Witnesses to the scene recounted that he lay on the ground and was able to ask, "Why?" three or four times. The answer to that question, of course, could be found not so much in a Nevada intersection, as in Washington, D.C., and GM's Michigan headquarters. But the answer to that question was being obscured, hidden, covered up.


In my very first trial, the truth came out about that coverup. GM wanted to know if my clients would take $50 million to settle, so the truth would never come out. My client said, "No, it's not about money." So the truth did come out.


An engineer at GM had calculated that it was only worth $2.20 to prevent all fuel-fed fires in GM vehicles. He did that analysis to assist GM in figuring out how much to spend on fuel systems. And by the way, it cost more than $2.20 to fix the C/K pickup truck fire defect. Yeah, it's usually cheaper to pay lawsuits than to fix defects. Remember when I told you about the Koch pipeline explosion? That's what the manager at Koch Industries said. "We'll just pay the lawsuits."


The documents in the GM case were staggering when they came out. There were stories on 60 Minutes, all over the news. But why didn't they come out earlier? Coverup. It worked for over a decade, and they came this close to covering it up forever. These coverups happen again and again.

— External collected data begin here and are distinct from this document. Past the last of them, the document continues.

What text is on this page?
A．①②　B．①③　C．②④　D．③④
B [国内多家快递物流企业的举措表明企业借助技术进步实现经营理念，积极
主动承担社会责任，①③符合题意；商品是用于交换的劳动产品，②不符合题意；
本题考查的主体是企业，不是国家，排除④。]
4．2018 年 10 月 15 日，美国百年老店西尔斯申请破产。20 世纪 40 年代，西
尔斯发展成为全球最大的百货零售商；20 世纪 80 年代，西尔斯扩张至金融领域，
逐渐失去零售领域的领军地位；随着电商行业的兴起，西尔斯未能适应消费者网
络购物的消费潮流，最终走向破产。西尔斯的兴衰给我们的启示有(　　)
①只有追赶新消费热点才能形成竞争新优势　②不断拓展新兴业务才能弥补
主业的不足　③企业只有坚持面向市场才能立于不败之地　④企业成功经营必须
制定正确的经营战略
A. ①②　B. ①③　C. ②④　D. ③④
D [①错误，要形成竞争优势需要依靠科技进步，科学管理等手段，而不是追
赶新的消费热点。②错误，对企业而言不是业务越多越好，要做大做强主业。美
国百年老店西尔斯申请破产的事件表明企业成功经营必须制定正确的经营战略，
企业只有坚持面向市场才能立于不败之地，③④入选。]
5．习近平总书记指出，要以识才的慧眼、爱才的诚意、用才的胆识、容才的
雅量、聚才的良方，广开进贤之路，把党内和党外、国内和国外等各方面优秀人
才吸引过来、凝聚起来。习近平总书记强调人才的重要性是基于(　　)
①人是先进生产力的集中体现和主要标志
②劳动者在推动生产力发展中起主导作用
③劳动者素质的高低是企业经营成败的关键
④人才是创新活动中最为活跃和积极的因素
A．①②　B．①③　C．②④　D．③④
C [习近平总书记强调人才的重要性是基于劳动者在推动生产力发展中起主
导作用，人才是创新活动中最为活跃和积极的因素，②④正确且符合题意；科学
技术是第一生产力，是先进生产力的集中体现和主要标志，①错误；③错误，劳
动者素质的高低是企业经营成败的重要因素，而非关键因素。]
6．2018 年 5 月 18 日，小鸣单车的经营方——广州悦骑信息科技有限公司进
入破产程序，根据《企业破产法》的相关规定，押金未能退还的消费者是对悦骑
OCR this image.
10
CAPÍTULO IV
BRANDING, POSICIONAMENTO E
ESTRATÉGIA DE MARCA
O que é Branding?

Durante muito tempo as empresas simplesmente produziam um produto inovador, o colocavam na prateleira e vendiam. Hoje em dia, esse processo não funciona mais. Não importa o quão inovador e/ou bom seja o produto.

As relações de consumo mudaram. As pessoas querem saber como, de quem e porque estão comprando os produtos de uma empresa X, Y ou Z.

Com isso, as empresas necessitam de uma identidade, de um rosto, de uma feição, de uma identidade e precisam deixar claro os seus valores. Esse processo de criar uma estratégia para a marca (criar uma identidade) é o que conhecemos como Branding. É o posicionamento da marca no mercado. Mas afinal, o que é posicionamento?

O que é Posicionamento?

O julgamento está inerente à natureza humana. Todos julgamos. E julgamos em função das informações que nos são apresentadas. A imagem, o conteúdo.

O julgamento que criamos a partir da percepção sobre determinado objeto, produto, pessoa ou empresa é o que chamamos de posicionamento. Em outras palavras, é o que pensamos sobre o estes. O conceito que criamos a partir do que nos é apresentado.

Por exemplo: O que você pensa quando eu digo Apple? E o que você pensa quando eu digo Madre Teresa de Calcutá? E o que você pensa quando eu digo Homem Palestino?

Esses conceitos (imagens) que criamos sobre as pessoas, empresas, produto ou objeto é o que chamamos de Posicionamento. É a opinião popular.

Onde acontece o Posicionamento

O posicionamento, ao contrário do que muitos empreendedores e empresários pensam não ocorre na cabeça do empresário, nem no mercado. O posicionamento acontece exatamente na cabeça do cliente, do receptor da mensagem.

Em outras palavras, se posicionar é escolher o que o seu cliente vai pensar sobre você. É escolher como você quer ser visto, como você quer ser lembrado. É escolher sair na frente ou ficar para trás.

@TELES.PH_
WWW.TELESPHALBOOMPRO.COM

Just recently, in regard to a totally different defect, GM was prosecuted by the federal government for fraud and lying to safety regulators. They knew they had a defect. They fixed it for future cars. But they didn't want to pay for a recall, so they changed the part, but kept the same part number to fool investigators. Over 100 people died, and they almost got away with it. Well, if you ask me, they did get away with it. They just got found out.


Global apex corporations can break the law with impunity, and even kill without any serious punishment. It's far worse than you suspect because the coverups usually succeed. You only know about the cases where they got caught, and it's just the tip of the iceberg. So many Americans die each year in ways that would be prosecuted as criminal homicide, except that a corporation does it. So, yes, you're in physical danger, but that's not all. They have seized so much more power over you and how you live your life.